If Sam’s BBQ was located on Barton Springs Road, south Congress or north Lamar, you would have to wait in very long lines. Sam’s location hurts it. The neighborhood has a well deserved reputation for prostitution and street gambling. Among other things.
With all that going against it, this ramshackled old white frame house serves up what many critics have called the best BBQ in America. Not just Austin BBQ, but BBQ in America. You don’t read bad reviews about Sam’s. They don’t exist.
Sam’s ribs have been called a revelation. I agree. Sam’s Austin BBQ pork ribs deserve the street cred they have enjoyed for the last 20 years.
My only complaint besides the too tough to love neighborhood, is occasional inconsistency. I’ve had the best pork ribs ever here and a week later they are dry. It doesn’t happen often, but it does happen.
I eat here a lot because my guitar playing husband is a club rat and after the show he insists on going to Sam’s for ribs.
I can’t begin to name the after show musicians and celebrities I’ve seen, stood behind, walked into here. Joe Ely, David Grissom, Dennis Quaid are a few. All enjoying Austin BBQ at its finest.
Sam’s is famous in the world of barbecue but gets little respect when compared to shrines like Kreuz Market, Cooper’s Old Time Pit Bar-B-Que, Smitty’s Market and Mueller’s BBQ.
Sam’s on a good night, they are open to 3 am, serves barbecue as good or better than any BBQ joint I’ve eaten at. When it’s good, there’s none better. On an off-night, it’s just OK, still better than 99% of the BBQ served in America. It’s that good. Their sauce is second only to Louie Mueller’s in my opinion and works real well with Sam’s basic assortment of meats, but especially the mutton.
Mutton is something the late great pit master Laron Morgan said, “Best BBQ there is once you acquire the taste for it.” I acquired the taste for mutton the first time I ate it.
I’ve eaten a lot of greasy mutton. Sam’s is second only to the now closed Crosstown BBQ. Sam’s mutton is legend. Once you acquire the taste.
Fans of Sam’s love the juicy brisket. It falls apart and Sam’ sauce actually adds to, instead of covering up, its subtle flavor.
Sam’s uses oak wood for smoke which explains a lot of the delicate nuances of Sam’s smoked meats. Pork ribs, brisket, mutton, chicken and sausage.
I like my sausage spicier and have had better chicken.
Pork ribs and mutton are what brings folks back to Sam’s over and over again.
Here’s my recommendation – Order a couple of pounds or a rack of ribs from Sam’s. Use the sauce. Drive to Zilker Park and eat barbecue in the park at 3 am. My husband does exactly that every time we go to a club. That’s a perfect end to a wonderful evening in Austin.
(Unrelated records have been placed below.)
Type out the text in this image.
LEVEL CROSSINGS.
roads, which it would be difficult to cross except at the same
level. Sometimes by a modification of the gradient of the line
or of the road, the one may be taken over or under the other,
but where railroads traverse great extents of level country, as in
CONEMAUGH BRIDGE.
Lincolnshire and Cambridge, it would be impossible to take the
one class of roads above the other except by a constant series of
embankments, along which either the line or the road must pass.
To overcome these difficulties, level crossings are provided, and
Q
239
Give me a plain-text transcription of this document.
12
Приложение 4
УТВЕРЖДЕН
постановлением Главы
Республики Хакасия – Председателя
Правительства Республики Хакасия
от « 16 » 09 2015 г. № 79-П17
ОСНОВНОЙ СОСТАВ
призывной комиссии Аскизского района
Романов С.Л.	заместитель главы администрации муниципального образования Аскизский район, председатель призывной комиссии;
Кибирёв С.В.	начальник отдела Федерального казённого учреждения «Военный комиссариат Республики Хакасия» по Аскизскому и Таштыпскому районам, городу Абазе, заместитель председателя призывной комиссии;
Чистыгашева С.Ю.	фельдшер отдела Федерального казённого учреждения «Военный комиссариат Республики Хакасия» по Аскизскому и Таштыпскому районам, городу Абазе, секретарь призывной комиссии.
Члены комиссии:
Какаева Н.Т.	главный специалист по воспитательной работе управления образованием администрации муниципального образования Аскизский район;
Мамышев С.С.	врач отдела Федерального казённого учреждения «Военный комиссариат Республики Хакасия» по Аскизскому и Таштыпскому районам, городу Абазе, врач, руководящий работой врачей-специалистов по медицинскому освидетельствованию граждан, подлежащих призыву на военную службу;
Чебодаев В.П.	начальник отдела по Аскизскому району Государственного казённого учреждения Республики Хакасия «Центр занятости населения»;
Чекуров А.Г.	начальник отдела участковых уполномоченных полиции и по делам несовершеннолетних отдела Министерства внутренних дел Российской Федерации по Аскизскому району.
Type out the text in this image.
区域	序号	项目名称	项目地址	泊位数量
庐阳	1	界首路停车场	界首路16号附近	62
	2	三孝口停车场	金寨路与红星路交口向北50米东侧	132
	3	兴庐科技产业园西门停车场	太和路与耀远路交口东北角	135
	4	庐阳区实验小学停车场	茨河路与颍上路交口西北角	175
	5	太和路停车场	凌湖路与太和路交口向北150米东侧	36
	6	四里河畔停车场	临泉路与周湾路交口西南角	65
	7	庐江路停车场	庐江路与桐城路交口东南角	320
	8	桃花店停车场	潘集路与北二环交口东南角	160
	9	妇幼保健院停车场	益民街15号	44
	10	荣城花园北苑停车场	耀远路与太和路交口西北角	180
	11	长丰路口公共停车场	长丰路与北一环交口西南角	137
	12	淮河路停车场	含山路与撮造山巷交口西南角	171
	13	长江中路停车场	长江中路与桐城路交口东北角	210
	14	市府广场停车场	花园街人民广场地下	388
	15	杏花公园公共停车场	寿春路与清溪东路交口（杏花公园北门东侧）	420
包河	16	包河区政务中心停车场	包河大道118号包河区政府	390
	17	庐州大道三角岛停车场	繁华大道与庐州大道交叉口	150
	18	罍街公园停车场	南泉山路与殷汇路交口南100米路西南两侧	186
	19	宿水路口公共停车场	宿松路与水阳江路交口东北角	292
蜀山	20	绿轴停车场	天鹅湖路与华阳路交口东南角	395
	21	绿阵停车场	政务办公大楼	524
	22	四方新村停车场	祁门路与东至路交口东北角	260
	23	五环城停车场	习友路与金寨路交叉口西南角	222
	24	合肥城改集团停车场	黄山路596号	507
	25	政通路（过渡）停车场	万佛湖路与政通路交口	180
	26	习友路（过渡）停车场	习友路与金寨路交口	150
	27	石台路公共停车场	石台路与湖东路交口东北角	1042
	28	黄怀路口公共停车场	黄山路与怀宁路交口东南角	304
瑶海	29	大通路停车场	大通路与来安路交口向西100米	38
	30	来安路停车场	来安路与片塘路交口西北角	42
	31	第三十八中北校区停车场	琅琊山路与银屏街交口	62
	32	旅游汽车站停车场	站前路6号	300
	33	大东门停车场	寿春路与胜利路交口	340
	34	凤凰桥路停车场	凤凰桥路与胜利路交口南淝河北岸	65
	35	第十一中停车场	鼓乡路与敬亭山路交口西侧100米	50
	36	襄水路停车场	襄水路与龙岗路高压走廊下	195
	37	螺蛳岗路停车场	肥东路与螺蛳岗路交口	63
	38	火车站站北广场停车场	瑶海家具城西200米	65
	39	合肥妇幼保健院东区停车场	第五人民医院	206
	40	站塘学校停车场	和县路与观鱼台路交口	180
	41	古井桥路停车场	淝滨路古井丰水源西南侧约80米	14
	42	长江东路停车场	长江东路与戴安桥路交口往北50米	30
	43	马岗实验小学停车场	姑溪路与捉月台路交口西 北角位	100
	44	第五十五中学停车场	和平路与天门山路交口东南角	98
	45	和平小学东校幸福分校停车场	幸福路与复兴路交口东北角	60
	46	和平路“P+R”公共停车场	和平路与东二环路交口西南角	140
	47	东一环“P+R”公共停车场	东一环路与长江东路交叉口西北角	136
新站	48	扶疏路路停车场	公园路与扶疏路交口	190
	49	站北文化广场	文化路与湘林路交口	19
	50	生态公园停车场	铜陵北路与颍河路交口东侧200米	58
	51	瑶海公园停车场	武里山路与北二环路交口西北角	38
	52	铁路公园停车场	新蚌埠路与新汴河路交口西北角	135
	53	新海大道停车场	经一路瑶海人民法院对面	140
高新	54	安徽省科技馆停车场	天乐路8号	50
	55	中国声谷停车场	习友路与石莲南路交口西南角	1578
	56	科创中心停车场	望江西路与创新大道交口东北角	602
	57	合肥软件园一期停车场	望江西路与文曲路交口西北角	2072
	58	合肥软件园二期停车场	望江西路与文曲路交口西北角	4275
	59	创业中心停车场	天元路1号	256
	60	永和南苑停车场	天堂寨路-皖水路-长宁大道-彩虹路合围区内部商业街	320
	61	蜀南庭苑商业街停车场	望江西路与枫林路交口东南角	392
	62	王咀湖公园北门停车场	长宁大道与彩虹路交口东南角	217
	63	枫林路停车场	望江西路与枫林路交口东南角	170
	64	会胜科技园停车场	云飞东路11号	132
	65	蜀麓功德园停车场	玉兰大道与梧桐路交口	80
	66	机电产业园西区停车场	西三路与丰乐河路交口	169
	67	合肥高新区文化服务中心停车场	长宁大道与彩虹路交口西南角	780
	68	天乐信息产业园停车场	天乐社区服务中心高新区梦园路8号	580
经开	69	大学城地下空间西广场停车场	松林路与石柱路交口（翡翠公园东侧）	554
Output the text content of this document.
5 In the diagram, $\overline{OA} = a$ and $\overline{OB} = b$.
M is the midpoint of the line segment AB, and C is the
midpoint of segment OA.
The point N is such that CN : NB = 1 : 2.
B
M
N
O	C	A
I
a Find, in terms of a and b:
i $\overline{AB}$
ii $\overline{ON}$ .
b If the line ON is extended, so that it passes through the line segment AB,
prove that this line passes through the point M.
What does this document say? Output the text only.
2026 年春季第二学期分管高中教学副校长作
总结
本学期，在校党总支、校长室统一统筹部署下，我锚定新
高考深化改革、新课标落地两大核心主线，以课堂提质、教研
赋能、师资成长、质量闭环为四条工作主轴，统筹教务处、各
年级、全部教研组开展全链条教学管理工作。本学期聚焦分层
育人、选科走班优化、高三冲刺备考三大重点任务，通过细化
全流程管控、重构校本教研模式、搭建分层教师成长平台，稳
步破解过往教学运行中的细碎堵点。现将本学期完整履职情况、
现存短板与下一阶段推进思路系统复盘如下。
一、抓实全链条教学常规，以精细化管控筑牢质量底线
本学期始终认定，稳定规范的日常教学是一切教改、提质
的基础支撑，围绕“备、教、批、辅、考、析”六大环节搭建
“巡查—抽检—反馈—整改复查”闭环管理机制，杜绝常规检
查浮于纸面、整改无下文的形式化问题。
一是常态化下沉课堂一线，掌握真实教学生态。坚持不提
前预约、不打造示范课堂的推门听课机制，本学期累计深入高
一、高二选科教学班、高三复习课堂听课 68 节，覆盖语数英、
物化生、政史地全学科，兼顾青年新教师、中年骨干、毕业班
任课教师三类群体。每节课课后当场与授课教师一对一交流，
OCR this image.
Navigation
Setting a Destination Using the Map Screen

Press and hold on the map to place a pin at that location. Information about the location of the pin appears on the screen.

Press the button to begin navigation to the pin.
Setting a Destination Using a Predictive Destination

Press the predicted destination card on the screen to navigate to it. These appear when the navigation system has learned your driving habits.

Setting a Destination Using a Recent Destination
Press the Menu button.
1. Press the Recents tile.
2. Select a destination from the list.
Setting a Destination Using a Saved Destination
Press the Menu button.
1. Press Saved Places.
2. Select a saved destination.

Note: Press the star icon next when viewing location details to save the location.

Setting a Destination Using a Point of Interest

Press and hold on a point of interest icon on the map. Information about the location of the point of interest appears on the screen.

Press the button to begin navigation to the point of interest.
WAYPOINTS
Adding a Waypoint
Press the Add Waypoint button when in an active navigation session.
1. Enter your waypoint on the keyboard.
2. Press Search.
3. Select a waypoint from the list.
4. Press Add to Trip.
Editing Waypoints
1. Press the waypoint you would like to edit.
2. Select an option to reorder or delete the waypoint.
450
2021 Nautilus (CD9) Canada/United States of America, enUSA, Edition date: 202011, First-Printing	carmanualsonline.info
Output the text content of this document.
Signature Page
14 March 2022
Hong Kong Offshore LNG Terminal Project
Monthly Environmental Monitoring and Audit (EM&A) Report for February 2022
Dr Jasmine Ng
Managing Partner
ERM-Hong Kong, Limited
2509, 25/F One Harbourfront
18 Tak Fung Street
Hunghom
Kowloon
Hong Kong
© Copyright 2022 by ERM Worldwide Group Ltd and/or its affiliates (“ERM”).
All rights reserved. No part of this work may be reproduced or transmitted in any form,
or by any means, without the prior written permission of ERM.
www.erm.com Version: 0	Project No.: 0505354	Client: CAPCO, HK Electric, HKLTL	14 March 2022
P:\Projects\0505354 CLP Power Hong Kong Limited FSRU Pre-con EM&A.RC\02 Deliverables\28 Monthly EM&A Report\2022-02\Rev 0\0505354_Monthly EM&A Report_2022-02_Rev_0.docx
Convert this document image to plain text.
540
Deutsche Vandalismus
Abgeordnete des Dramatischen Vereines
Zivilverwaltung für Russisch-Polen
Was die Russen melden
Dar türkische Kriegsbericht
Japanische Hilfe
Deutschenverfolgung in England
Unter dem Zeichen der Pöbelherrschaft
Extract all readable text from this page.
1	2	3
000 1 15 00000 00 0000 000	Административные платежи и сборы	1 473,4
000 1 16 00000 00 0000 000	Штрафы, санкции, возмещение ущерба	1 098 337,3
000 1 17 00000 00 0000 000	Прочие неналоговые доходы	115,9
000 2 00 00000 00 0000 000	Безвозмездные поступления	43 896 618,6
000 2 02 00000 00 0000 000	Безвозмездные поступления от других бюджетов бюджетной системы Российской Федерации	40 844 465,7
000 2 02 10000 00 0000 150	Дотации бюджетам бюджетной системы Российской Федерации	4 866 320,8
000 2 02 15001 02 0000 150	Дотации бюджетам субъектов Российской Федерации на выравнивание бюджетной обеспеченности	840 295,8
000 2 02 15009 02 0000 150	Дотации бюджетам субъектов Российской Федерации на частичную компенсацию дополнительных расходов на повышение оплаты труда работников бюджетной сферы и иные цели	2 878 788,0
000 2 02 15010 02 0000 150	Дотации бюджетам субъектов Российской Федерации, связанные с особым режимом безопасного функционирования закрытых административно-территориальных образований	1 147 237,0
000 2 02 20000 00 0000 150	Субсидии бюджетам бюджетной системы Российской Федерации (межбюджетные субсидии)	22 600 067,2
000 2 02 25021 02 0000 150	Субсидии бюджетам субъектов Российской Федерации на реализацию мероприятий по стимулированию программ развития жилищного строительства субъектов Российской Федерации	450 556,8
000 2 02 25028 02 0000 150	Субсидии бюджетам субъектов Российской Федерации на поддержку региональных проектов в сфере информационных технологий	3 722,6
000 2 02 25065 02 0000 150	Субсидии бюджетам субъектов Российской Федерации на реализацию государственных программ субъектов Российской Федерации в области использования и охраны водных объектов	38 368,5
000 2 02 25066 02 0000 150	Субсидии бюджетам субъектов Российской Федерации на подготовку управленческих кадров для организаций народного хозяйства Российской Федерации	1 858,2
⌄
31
We were at the Four Seasons celebrating an anniversary. Went to the Continental Club and caught local Austin favorites the Tailgators. After the show we went to Sam’s and bought a rack of ribs to take back to the room.
The ribs never made it. The Four Seasons doorman, valet and desk clerk sampled the ribs and ate most of the rack.
Forty-five minutes later two racks of Sam’s ribs were delivered to our room compliments of the staff. The next day we found out the staff went to Sam’s and bought 8 racks of ribs.
On a good night Sam’s can be a religious experience. Imagine the fun of running into a not real sober Bill Clinton at 2 am! Surreal, huh? Well, that’s Sam’s. An out of mind experience at a genuinely beloved Austin BBQ landmark.
Brisket, pork ribs, mutton, chicken, sausage. Classic sides, beans, potato salad and cole slaw.